Business Casual: Atlanta’s Airport
No real surprise that the last legislative session produced an attempted state takeover of Hartsfield-Jackson Atlanta International Airport.
It’s a gem: the world’s busiest airport and arguably the single most valuable economic asset in the state. The airport has a $34.8-billion economic impact on Metro Atlanta alone and is the state’s largest employer, with 63,000 jobs. It is a Delta hub and connects to some 220 domestic and international cities.
Hartsfield-Jackson is a point of pride for all of Georgia. Why wouldn’t the state want to control it? It’s a cash cow and a prestige magnet. But it is Atlanta’s airport, and it should stay under Atlanta’s control.
Fortunately, Senate Bill 379, which would have given operation and control to the state, did not pass. The measure was sponsored by Sen. Burt Jones (R-Jackson).
The bill drew opposition, not surprisingly, from Atlanta Mayor Keisha Lance Bottoms and Delta Air Lines CEO Ed Bastian, as well as Gov. Nathan Deal.
What finally did pass was Senate Resolution 882, creating a Senate committee to study the creation of a state authority to run the airport. The group, appointed by Lt. Gov. Casey Cagle and headed by Jones, is scheduled to make its report by Dec. 1.
The grab-the-airport movement may lose some steam as a result of Cagle’s Republican gubernatorial primary defeat by Brian Kemp, but it seems to be one of those issues that pops up whenever politicians want to flex their muscles and throw a few punches at Atlanta.
The truth is, Hartsfield-Jackson is Atlanta’s airport, owned and operated by the city but available to all Georgians and others who need or want to fly somewhere. It should stay that way.
Atlanta had the determination and the foresight to create it, invest in it and make it into the world’s leading airport.
It has not been problem-free by any means; there have been abuses of the power that such a big operation generates. All the lucrative contracts and job opportunities attached to the airport have proven to be irresistible temptations for a few unscrupulous souls.
The current FBI investigation into City Hall corruption and the secret settlement reached between former Mayor Kasim Reed and Miguel Southwell, the airport manager he fired, certainly cast another shadow or two over the airport.
But, honestly, is there any reason to assume that the airport that Atlanta built would be better operated by the state? That there would be no state officials tempted by the opportunity to help themselves to some of the goodies?
The airport bears the names of two forward-thinking Atlanta mayors, William B. Hartsfield and Maynard H. Jackson, who were strong forces behind its establishment and growth.
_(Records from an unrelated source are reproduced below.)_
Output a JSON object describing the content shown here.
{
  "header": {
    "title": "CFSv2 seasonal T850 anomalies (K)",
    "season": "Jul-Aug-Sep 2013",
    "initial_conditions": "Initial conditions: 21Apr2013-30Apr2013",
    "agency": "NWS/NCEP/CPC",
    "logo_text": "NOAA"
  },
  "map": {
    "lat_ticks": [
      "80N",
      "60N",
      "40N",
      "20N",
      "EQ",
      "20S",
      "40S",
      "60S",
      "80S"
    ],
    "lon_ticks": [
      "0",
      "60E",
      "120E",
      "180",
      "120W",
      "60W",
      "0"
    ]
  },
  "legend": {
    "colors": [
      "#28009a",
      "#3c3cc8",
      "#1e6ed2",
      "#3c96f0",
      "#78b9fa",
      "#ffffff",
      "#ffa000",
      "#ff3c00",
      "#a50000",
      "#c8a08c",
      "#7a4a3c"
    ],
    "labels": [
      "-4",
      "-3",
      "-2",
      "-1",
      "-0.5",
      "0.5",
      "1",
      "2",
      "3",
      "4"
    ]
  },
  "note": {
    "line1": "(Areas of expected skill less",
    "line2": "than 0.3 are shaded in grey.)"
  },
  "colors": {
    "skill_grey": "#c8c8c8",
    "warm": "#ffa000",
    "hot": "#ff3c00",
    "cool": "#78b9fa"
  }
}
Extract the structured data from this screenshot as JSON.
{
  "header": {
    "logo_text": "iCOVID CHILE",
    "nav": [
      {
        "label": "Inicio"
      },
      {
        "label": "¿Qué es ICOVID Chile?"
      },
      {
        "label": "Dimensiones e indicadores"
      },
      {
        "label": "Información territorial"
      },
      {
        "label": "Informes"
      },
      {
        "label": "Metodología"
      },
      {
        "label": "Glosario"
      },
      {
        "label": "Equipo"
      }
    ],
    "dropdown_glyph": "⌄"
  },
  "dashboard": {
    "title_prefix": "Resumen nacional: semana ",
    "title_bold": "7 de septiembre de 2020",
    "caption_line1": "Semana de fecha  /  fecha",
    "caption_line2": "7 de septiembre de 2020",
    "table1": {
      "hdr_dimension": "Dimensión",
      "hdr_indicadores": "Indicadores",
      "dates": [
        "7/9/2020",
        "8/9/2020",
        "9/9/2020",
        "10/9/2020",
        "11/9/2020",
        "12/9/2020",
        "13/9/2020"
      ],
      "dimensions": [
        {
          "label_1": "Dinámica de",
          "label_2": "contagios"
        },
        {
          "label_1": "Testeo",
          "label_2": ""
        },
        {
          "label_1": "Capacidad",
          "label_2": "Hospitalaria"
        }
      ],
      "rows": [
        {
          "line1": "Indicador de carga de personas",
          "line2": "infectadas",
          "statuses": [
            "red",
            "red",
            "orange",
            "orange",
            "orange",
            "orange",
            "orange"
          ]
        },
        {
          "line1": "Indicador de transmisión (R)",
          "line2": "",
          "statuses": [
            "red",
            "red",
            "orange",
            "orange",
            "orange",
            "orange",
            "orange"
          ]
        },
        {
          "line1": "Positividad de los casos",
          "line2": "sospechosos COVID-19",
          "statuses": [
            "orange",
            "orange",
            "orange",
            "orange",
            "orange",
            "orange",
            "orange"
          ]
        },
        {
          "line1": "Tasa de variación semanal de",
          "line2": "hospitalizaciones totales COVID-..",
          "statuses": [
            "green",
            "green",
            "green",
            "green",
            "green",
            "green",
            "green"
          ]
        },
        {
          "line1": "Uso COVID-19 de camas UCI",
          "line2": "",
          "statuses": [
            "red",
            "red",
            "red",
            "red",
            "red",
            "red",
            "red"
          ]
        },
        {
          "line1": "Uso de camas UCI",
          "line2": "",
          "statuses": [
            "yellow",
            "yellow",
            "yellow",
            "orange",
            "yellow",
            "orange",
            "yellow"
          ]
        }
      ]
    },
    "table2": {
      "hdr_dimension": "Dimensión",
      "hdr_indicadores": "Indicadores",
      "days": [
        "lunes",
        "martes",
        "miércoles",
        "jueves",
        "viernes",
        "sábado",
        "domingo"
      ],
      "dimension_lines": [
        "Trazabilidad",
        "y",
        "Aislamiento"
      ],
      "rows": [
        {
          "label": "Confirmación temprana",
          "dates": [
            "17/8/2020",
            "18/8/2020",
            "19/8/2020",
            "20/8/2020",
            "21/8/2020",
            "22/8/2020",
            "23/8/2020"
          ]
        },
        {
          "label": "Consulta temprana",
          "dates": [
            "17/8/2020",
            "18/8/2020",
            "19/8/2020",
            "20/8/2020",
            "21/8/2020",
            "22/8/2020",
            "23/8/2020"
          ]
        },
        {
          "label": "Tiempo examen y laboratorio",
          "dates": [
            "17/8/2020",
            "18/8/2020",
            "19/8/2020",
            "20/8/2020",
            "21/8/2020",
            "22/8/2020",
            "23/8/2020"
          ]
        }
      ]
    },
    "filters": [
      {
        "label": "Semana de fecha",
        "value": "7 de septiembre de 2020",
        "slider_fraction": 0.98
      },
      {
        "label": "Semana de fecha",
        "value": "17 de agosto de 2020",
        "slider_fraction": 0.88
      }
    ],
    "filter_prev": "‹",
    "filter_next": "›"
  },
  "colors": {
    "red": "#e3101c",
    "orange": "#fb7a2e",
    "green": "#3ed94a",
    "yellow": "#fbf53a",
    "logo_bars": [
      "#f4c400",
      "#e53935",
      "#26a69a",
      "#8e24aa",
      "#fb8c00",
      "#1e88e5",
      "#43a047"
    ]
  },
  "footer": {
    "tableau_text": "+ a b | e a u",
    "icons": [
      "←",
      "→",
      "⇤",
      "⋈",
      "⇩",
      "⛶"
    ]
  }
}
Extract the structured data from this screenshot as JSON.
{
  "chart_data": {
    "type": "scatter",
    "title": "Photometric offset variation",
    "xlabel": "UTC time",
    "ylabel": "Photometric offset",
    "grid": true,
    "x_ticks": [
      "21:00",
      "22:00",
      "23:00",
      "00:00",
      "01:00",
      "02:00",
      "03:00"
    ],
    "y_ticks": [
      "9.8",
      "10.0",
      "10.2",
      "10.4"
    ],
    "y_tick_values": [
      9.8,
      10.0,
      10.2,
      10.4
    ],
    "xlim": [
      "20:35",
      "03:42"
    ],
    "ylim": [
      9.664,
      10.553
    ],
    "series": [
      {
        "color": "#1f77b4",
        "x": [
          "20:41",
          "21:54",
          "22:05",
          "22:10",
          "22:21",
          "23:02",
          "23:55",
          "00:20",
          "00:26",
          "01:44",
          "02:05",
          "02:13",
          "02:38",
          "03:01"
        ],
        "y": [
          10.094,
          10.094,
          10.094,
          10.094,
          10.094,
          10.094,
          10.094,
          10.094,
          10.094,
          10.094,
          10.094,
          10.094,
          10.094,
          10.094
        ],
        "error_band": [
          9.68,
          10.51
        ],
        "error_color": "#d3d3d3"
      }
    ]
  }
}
It was created nearly a century ago – in 1925, on the site of the old Atlanta Speedway; it was originally called Candler Field, after another mayor, Coca-Cola Co. Founder Asa Candler, who owned the land and leased it, rent-free, to the city until Atlanta bought the property in 1929.
Hartsfield pushed to expand the airport and was behind construction of the 1961 terminal that really put Atlanta on the aviation map. Two decades later, Jackson pushed for construction of a newer terminal and made sure minority contractors were part of the process; the project was completed on time and under budget.
It has been Atlanta and Atlantans who have championed the airport and secured the funding to keep it moving forward. A 20-year capital improvement plan, ATLNext, unveiled in 2016, will keep the streak going.
Delta’s Bastian has called it the most successful airport in the world; it was the first ever to serve more than 100 million passengers in a single year.
Hartsfield-Jackson has grown and prospered under Atlanta’s leadership – imperfect as that leadership may have been at times. Why scrap the current method of governance in favor of a new one that would surely result in a loss of momentum with no guarantee that the ultimate results would be as good?
Some have suggested that racial politics may be behind the move to give the state control – you know, force black Atlanta Democrats to share the bounty. Sadly, race is rarely ever absent from Georgia political maneuverings.
But let’s let Atlanta fix whatever needs fixing at the airport – for the benefit of the entire state. The real test should be whether or not the airport is working. And it is.